Две мисс Олдридж кивнули друг дружке, а затем — мне, словно желая сказать: «Хотя бы в этом мы согласились». У обеих были острые личики и крошечные рты; сами они были хрупкие, с тонкими, песочного цвета волосами.
— Как прошло путешествие? — спросила мисс Олдридж.
— Надеюсь, чрезвычайно приятно, — подхватила мисс Элизабет.
— Дай ребенку ответить, — упрекнула ее сестра.
Когда они ввели меня в здание школы, обе мисс засыпали меня вопросами.

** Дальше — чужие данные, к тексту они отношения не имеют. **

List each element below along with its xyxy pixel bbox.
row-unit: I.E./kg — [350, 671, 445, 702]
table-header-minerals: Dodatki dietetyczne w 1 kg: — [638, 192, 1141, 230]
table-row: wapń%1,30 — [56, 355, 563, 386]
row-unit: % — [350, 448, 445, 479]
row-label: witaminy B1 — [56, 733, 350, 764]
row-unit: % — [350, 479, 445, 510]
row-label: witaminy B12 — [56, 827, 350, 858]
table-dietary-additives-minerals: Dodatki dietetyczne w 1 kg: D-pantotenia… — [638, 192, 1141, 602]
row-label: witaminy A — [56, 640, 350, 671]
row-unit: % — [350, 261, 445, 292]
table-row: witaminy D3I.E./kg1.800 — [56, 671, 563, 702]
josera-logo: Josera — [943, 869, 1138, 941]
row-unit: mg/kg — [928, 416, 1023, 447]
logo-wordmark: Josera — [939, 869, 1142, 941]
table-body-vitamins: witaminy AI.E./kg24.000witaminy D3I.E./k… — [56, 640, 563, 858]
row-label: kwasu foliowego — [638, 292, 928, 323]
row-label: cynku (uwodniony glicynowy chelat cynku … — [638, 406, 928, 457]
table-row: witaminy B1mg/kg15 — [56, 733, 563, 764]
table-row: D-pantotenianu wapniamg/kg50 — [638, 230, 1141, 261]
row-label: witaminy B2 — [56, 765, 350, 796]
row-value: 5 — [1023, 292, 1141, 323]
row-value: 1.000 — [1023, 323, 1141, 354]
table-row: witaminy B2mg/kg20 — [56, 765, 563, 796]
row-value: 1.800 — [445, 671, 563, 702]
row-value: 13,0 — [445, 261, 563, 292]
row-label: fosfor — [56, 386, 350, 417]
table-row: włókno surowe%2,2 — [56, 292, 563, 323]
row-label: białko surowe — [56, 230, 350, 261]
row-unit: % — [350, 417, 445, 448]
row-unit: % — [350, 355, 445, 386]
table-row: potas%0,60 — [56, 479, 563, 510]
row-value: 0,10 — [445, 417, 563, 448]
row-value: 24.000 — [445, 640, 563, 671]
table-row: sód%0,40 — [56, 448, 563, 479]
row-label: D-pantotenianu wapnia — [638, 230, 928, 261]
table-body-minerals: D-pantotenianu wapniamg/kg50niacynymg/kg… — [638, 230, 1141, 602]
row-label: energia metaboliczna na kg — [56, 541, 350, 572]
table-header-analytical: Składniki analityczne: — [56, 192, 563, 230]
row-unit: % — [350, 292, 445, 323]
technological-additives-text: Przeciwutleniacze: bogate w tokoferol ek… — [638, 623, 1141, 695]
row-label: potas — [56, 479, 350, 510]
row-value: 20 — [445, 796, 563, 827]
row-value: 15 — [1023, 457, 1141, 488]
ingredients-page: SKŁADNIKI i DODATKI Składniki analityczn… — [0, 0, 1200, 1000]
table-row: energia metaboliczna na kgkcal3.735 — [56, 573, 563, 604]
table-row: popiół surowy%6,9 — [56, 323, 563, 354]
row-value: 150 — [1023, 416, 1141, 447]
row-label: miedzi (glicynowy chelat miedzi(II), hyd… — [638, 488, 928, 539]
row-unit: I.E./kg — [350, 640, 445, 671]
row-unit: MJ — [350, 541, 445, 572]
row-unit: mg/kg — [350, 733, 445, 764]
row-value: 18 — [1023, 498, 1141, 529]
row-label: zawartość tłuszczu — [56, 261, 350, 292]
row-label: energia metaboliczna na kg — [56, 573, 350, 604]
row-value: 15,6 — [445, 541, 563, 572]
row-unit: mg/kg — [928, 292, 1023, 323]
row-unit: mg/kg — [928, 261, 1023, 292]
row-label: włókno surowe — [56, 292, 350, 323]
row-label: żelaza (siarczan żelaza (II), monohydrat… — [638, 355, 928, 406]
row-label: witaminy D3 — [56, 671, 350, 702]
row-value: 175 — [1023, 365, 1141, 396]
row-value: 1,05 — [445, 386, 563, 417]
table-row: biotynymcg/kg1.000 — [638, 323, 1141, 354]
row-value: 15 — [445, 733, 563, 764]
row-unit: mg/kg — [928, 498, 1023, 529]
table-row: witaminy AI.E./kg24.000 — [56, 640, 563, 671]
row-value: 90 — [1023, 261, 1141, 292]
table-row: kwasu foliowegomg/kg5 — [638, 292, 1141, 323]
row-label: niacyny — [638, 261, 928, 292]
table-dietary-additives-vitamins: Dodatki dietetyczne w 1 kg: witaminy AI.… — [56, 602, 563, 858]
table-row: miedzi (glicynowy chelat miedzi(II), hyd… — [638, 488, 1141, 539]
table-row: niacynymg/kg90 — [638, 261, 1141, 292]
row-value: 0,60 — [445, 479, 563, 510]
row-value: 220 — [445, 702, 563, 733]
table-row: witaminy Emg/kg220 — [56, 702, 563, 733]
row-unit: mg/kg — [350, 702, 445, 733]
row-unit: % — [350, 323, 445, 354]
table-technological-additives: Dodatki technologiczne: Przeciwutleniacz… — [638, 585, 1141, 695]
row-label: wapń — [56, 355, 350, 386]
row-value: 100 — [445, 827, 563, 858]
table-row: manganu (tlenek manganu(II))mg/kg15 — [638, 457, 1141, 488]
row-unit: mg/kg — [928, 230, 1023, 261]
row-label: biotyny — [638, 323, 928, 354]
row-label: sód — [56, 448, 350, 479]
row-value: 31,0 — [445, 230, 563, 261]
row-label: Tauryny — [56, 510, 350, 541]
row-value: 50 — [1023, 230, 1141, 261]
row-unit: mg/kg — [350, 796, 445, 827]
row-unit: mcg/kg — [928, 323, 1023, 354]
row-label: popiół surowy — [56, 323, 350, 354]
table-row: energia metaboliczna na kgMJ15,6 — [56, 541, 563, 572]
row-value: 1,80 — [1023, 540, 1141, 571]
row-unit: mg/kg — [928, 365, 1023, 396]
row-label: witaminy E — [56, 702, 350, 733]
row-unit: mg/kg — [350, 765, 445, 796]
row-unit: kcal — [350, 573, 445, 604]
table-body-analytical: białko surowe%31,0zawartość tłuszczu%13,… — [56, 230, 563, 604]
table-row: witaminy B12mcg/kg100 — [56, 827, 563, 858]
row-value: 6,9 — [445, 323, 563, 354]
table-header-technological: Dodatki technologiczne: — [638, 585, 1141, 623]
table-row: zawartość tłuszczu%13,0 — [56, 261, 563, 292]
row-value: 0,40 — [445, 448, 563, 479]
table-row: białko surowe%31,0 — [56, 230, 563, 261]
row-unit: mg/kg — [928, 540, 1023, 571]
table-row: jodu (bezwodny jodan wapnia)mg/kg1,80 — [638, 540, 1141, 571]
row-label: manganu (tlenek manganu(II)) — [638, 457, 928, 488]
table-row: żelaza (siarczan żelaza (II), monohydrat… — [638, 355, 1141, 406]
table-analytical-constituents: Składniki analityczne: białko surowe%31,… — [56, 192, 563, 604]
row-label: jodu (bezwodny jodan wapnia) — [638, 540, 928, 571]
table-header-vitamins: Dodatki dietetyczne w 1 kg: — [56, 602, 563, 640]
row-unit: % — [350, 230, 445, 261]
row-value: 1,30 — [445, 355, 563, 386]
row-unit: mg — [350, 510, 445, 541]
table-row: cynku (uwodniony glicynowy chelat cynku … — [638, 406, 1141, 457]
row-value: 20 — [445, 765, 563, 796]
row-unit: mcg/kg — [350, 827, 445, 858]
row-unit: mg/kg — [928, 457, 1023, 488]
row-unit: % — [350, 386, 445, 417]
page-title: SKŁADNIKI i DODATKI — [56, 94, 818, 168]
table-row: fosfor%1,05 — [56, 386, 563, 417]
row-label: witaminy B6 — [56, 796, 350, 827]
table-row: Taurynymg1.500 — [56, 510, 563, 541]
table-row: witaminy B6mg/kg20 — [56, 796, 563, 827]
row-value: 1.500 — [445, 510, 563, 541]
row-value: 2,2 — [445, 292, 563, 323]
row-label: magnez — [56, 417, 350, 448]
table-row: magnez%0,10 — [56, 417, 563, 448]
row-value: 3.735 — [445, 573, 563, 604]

— Ты умеешь играть на фортепьяно?
— А петь?
— Танцевать кадриль?
Мы прошли вестибюль, и в глубине здания коридоры оказались узкими, а комнаты — вовсе не такими роскошными, как можно было подумать, глядя на школу снаружи. За ее классическим фасадом таился лабиринт унылых, скудно обставленных комнат. За чаем, который подали в крошечную гостиную, сестры Олдридж кратко описали, чему учат в их школе.
— Мы прививаем нашим воспитанницам качества юных леди, — объявила мисс Элизабет.
— Стараемся развить их ум, — добавила мисс Олдридж.
— Не чрезмерно.
— Конечно же, нет, — согласилась сестра.
Они обе залились румянцем, как будто сказали лишнее.
— И как твой французский? — поинтересовалась одна.
— Et ton Français? — поправила другая.
Старшая мисс Олдридж нахмурилась:
— Сестра, у нас тут не соревнование.
Мисс Элизабет скорчила обиженную мину, но тут же воспрянула духом:
— Умеешь ли ты вышивать гладью, елочкой, тамбуром? А ткать гобелены? Кружева? Как насчет умения штопать и ставить заплатки?
Я не успела ответить, потому что вмешалась мисс Олдридж:
— Ну-ка, встань.
Я неохотно поднялась. Сестры по очереди обошли меня по кругу.
— Конечно, тут еще может выйти толк, — изрекла старшая, внимательно меня разглядывая.
Мисс Элизабет с выражением сомнения на лице положила ладони мне на талию. В сущности, талии не было — в свои неполных двенадцать лет телом я оставалась пухлая, как маленький ребенок.